I spent most of this month in India, with almost a week in Delhi (more on adventures with Varanasi holy men and in Kerala tea plantations later).
The topic that dominated the public debate in the city during my visit was the city government’s “odd-even scheme,” under which even (odd) numbered cars were only allowed to hit the road on even-numbered dates. The scheme was a pilot that lasted only for two weeks. Each and every Delhite that I met had something to say about the scheme, and it was certainly good fun to try to spot non-compliant vehicles on the road.
Intended to deal with Delhi’s appalling air pollution problem and chronic traffic jams, the odd-even scheme is basically the first policy in Delhi – and maybe in any major Indian city, for that matter – to try to deal with the rapid worsening of air quality. Many a researcher has weighed in on whether the scheme worked.
One analysis by researchers at the University of Chicago and Harvard University found a 18-percent reduction relative to the baseline of surrounding researchers (for geeks: a difference-in-differences design). Another analysis by the Council on Energy, Environment and Water, using a different design and data, found little evidence of benefits.
While these evaluations are useful, I think they are not focused on the most important impact of the odd-even scheme. This is the first time in India’s history that media, policymakers, and citizens are talking seriously about solutions to India’s urban air pollution and traffic problems.
The Delhi government’s scheme is important, first and foremost, because it creates an opening for a debate on long-term solutions to India’s urban problems.
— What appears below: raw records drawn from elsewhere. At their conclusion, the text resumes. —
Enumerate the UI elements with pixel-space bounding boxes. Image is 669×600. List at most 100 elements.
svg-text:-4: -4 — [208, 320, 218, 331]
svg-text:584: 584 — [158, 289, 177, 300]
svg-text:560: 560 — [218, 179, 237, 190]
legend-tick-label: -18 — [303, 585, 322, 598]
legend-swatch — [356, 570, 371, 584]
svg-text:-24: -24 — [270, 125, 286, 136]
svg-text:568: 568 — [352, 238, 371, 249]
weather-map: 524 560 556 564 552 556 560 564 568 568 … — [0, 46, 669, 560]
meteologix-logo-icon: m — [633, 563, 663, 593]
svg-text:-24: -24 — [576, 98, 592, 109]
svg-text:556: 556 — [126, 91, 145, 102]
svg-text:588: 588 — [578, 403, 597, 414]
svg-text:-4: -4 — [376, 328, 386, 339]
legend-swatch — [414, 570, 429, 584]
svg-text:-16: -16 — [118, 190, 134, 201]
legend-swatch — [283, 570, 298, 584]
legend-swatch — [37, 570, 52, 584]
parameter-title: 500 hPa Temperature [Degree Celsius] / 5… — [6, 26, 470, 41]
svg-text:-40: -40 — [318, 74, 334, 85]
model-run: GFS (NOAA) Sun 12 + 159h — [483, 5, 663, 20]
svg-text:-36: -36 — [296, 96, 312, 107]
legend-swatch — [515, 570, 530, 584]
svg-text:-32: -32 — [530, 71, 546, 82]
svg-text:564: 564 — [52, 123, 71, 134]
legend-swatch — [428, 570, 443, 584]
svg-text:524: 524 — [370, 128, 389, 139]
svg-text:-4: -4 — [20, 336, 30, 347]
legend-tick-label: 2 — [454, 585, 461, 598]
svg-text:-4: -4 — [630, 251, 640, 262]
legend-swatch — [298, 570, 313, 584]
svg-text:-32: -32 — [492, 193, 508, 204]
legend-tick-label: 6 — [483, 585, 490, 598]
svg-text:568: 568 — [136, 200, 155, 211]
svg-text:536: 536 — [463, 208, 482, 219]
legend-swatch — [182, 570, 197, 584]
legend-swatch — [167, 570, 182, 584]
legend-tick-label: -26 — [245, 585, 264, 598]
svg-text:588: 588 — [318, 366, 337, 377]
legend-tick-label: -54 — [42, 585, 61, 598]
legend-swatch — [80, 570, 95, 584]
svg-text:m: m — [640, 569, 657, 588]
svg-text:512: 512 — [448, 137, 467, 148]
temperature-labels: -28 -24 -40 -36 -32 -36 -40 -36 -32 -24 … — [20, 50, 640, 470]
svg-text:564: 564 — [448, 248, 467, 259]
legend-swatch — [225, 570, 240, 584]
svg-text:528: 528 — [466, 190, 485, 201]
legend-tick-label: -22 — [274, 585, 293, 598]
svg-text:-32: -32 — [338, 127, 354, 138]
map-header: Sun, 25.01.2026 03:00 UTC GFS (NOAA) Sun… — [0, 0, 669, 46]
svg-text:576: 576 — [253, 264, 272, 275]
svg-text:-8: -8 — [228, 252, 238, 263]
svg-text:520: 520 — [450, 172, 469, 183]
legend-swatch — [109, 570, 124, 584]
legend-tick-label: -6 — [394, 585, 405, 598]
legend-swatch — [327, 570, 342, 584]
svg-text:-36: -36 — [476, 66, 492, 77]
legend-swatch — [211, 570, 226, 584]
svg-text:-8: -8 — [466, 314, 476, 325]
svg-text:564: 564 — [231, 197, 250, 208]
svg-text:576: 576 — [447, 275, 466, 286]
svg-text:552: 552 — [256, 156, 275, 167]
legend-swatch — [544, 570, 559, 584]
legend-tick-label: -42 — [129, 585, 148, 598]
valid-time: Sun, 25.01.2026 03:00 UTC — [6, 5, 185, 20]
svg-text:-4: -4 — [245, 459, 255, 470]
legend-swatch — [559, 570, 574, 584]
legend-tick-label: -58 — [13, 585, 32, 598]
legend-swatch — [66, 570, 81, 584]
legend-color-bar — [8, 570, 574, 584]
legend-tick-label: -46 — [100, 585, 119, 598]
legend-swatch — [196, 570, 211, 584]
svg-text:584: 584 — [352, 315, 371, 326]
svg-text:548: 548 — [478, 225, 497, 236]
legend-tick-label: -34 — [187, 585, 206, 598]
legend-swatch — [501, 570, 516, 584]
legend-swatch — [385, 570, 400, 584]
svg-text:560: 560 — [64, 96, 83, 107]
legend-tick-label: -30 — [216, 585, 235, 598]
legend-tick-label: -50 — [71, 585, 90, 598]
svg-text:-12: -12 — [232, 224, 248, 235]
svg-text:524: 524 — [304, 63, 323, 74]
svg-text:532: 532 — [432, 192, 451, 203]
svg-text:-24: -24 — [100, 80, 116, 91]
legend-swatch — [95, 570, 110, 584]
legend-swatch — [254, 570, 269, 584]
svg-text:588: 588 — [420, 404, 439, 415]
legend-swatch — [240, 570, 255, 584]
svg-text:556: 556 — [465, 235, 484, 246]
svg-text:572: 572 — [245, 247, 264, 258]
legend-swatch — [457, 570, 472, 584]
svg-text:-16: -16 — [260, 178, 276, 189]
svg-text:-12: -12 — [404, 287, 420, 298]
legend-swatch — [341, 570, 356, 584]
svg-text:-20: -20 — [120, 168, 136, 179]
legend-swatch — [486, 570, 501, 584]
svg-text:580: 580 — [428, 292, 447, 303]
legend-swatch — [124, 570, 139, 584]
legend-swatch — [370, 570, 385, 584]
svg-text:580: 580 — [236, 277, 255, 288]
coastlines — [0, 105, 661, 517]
Solutions such as congestion charges, improved public transportation, and automobile taxation – along with measures focused on power plants and other sources of air pollution – are now on the table, and advocates of effective policy to protect public health and urban environments have an opportunity to make an important contribution to India’s development.
Whether or not the odd-even scheme “worked” in the sense of marginal reduction in air pollution, I would consider it a clear success in a political sense, and that’s what India needs right now.